Es gehört zu den Katastrophenszenarien in Zeiten der Corona-Krise: Was, wenn das Virus massiv in Einrichtungen vordringt, in denen Alte und Schwache untergebracht sind? So scheint es nun aber leider der Fall zu sein, ausgerechnet im renommierten Ernst-von-Bergmann-Krankenhaus in Potsdam. Fast 100 infizierte Mitarbeiter, 24 Patienten starben bislang an der Infektion.

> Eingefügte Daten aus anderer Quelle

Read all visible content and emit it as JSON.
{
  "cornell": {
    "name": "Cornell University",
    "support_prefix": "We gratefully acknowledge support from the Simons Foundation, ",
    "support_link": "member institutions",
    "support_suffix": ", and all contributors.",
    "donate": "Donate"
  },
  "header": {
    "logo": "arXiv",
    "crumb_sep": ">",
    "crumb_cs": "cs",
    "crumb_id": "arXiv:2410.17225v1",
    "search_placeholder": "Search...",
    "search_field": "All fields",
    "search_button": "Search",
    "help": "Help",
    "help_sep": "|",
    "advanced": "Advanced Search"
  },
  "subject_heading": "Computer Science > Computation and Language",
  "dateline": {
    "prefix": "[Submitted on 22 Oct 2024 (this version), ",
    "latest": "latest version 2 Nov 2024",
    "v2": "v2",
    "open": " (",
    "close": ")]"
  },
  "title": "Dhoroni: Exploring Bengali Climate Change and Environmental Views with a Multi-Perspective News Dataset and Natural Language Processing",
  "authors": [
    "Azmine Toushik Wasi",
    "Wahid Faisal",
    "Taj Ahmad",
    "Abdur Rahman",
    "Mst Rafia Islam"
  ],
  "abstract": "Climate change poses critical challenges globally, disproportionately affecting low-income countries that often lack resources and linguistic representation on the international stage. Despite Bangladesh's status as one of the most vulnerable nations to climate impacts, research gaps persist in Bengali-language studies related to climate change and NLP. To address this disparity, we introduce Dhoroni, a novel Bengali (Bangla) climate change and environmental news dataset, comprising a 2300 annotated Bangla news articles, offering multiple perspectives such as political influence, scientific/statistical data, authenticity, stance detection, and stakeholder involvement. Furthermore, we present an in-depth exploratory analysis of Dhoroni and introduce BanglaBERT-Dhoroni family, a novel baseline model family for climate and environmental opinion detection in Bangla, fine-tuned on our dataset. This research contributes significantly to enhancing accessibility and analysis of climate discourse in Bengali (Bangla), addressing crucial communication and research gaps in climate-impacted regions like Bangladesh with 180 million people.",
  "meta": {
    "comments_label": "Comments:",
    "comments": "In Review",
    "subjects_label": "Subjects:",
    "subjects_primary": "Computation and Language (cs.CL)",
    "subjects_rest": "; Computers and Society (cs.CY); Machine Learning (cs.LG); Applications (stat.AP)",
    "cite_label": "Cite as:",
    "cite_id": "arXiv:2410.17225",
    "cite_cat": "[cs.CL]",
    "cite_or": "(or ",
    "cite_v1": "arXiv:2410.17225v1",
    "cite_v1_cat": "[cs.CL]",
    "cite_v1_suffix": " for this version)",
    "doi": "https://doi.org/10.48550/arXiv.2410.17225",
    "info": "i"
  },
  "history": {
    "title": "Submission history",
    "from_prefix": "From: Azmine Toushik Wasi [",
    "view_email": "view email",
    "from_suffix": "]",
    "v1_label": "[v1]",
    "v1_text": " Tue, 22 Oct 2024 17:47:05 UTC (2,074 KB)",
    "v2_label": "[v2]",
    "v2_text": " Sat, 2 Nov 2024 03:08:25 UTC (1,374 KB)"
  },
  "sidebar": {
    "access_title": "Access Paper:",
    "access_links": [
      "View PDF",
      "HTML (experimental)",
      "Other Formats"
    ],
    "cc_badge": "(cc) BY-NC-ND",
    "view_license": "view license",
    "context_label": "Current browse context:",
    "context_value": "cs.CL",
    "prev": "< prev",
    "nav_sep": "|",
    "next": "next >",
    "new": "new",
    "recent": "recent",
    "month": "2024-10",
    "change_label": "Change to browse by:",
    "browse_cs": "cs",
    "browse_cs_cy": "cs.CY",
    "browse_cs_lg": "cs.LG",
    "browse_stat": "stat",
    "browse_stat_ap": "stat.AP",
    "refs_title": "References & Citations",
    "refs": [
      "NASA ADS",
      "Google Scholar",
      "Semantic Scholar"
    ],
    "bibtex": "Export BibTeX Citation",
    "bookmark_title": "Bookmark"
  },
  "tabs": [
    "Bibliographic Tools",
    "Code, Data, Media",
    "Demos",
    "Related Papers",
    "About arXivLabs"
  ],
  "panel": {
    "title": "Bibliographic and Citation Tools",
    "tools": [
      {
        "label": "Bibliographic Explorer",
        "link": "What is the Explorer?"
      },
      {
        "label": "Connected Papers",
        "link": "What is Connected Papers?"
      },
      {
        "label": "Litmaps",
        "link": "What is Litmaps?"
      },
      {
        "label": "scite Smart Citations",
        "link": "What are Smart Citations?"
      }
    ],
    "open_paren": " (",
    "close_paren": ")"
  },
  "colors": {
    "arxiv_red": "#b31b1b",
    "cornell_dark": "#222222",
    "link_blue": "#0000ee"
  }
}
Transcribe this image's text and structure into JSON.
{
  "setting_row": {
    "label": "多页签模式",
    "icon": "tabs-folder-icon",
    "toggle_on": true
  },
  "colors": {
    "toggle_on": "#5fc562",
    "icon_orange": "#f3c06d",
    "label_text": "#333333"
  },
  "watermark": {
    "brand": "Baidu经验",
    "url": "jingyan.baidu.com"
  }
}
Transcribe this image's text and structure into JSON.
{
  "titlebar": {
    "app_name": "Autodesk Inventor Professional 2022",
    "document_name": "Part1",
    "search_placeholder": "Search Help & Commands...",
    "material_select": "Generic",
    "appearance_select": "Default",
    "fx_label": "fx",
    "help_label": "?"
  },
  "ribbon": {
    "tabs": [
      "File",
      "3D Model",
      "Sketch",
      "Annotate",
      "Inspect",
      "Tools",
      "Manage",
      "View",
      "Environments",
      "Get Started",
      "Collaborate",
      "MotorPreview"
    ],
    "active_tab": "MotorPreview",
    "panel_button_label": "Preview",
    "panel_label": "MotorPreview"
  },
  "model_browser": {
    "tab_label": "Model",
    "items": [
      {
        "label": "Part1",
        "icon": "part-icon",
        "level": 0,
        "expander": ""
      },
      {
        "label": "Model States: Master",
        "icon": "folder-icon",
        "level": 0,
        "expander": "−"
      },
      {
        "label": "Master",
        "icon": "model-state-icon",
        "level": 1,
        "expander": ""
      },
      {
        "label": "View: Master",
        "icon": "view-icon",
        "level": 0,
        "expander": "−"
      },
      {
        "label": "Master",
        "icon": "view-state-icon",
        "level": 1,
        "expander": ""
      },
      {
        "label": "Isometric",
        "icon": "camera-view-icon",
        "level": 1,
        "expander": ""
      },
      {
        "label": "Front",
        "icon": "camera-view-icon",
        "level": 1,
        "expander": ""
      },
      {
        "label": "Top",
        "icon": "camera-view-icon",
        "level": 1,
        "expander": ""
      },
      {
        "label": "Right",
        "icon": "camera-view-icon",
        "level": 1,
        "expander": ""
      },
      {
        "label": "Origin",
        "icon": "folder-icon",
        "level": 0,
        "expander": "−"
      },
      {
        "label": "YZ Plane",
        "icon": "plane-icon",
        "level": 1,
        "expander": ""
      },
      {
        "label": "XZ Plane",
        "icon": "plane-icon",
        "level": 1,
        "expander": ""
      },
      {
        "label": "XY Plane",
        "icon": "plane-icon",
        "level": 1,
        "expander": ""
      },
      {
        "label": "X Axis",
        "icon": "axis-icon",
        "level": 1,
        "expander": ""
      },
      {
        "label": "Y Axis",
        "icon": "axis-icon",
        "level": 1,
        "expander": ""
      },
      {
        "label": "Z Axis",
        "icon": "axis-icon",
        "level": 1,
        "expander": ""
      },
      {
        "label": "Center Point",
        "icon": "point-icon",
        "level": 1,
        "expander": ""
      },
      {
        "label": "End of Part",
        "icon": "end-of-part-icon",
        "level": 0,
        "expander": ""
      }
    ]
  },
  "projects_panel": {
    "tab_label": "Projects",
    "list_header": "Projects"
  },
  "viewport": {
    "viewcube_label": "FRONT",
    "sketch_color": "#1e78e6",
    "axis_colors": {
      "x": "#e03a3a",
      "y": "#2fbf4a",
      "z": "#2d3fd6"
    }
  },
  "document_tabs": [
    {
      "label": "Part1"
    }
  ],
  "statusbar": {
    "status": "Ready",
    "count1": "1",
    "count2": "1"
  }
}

Mittlerweile ermittelt die Justiz. Der ungeheure Verdacht lautet: Haben leitende Mitarbeiter Corona-Infektionen verspätet gemeldet oder gar vertuscht? Sollte sich das bewahrheiten, wäre das nicht nur ein grober Verstoß gegen Gesetze, sondern auch ein eklatanter Vertrauensbruch in die Geschäftsführung des Hauses.

Wenn ausgerechnet medizinisches Fachpersonal derart gegen die Regeln verstößt, hat das in Pandemie-Zeiten ganz schnell weitreichende Folgen, wie die Entwicklung im Bergmann-Klinikum ebenso eindrucksvoll wie bedauerlich zeigt.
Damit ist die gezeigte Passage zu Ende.